It's hard to tell how meaningful the reviews are. I have used AWS, GCP, DigialOcean, and Linode throughout my career. Every single one of these, through no fault of myself or my team, messed up and caused downtime. Like, you can get most SRE types in a room to laugh if you blurt out "us-east-1", because it's known to be so unreliable. And yet, it's where every Fortune 500 puts every service; we laugh about the reliability and it's literally powering the economy just fine.
So yes, a lot of people on HN complain about fly's reliability. fly posts to HN a lot and gives them the opportunity. Is it actually meaningful compared to the alternatives? It's very hard to tell.
First: this is 100% a "live by the sword, die by the sword" situation for us. We're as aware as anybody about our weird HN darling status (this is a post from two months ago, about an announcement from many months ago, that spent like 12 hours plastered to the front page; we have no idea why it hit today, and it actually stepped on another thing we wanted to post today so don't think we secretly orchestrated any of this!).
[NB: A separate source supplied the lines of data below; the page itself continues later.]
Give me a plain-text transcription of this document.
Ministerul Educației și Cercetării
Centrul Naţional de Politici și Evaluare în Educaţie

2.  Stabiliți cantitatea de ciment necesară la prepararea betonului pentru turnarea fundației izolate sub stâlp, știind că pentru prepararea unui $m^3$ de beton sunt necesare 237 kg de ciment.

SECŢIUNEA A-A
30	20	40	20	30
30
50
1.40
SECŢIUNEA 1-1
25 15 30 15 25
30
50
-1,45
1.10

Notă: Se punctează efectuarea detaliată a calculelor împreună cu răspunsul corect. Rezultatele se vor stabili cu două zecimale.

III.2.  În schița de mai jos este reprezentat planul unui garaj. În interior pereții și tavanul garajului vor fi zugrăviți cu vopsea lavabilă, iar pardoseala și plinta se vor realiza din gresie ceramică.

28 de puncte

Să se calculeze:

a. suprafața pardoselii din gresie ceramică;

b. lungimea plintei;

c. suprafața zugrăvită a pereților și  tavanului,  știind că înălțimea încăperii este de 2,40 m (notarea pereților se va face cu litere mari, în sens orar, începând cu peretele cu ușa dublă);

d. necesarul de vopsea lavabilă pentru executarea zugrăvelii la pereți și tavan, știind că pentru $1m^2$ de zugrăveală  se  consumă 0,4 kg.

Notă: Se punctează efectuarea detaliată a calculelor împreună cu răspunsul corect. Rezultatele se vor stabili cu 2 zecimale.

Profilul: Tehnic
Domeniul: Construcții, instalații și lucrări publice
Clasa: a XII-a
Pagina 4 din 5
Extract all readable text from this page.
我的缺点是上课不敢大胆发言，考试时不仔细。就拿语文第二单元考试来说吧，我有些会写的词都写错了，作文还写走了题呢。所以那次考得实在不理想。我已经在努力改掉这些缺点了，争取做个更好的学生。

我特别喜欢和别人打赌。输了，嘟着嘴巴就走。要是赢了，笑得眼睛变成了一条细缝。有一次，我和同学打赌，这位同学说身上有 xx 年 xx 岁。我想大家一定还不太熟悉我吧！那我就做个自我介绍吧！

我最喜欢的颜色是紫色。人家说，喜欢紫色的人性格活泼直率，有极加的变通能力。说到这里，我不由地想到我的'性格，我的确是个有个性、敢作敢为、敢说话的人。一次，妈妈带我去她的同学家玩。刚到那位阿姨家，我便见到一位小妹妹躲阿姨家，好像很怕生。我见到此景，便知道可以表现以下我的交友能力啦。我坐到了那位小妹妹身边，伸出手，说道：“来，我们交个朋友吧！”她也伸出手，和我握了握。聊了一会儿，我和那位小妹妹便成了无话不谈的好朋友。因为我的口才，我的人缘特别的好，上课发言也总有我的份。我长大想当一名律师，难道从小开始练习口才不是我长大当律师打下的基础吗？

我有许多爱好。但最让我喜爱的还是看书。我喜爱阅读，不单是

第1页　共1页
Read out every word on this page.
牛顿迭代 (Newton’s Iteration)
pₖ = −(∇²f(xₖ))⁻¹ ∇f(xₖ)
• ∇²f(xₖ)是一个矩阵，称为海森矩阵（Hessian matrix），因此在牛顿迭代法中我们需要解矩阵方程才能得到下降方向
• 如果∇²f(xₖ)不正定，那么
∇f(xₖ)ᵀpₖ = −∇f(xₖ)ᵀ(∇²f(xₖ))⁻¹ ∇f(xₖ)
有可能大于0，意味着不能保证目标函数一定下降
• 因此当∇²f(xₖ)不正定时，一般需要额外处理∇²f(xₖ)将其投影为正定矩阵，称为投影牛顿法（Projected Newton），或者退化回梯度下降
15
We've allowed ourselves to be ultra-visible here, and threads like this are natural consequence.
Moreover: a lot of this criticism is well warranted! I can cough up a litany of mitigating factors (the guy who stored his database in ephemeral instance storage instead of a volume, for instance), but I mean, come on. The single most highly upvoted and trafficked thing we've ever written was a post a year ago owning up to reliability issues on the platform. People have definitely had issues!
A fun cop-out answer here is to note all the times people compare us to AWS or Cloudflare, as if we were a hyperscaler public cloud. More fun still is to search HN for stories about us-east-1. We certainly do that to self-sooth internally! And: also? If your only consideration for picking a place to host an application is platform reliability? You're hosting on AWS anyways. But it's still a cop-out.
So I guess I'd sum all this up as: we've picked a hard problem to work on. Things are mathematically guaranteed to go wrong even if we're perfect, and we are not that. People should take criticisms of us on these threads seriously. We do. This is a tough crowd (the threads, if not the vote scores on our blog post) and there's value in that. Over the last year, and through this upcoming year, staffing for infra reliability has been the single biggest driver of hiring at Fly.io, I think that's the right call, and I think the fact that we occasionally get mauled on threads is part of what enabled us to make that call.
(Ordinarily I'd shut up about this stuff and let the thread die out itself, but some dearly loved user of ours took a stand and said they'd never had any problems on us, which: you can imagine the "ohhhhh nooooooo" montage that took place in my brain when I read that someone had essentially dared the thread to come up with times when we'd sucked for some user, so I guess all bets are off. Go easy on Xe, though: they really are just an ultra-helpful uncynical person, and kind of walked into a buzzsaw here).
I also don't know why HN is so upset about people willing to help out in the threads. The way I see it is, if you talk about your product on HN, inevitably someone will remember they have a support inquiry while HN is open, and ask it there instead of over email. Since employees are probably reading HN, they are naturally going to want to answer or say they escalated there. I don't think it's some sort of scam, just what any reasonable person would do.
It's become a YC cliche, that the way to get support for any issue is to get a complaint upvoted to the top of a thread. People used to talk about "Collison installs", which are real-use product demos that are so slick your company founder (in this case Stripe's 'pc) can just wander around installing your product for people to evangelize it; there should be another Collison term for decisively resolving customer support issues by having the founder drop into a thread, and I think that's the vibe people are reacting to here.
ok possibly not alone, maybe the issues happened before I started using them extensively. I've had ~no downtime that affects me in 7 months.
I do wish they had some features I need, but their support and responses are top notch. And I've lost much less hair and time than I would going full-blown AWS or another cloud provider.
To be fair most hosting providers come with plenty of public complaints about downtime. The big ones do way better, the best one is AWS, then GC and last Azure. They cost stupid money though.
Digital ocean has been terrible for me, some regions just go down every month and I lose thousands of requests, increasing my churn rate.
Fly.io had tons of weird issues but it got better in the last months. It's still very incomplete in terms of functionality and figuring out how to deploy the first time is a massive pain.
My plan is to add Hetzner and load balance with bunnycdn across DO and H
Actually here is a good example: Cloudflare. Sure people complain a ton about privacy but I haven't seen a single complaint about the reliability of Cloudflare Workers or similar product in the dozens of threads I've seen on HN
this is what I thought, until once I spent two days to publish a new, trivial code change to my Fly.io hosted API — it just wouldn't update! And every time I tried to re-publish it'd give me a slightly different error.
When it works, it's brilliant. The problem is that it hasn't worked too well in the last few months.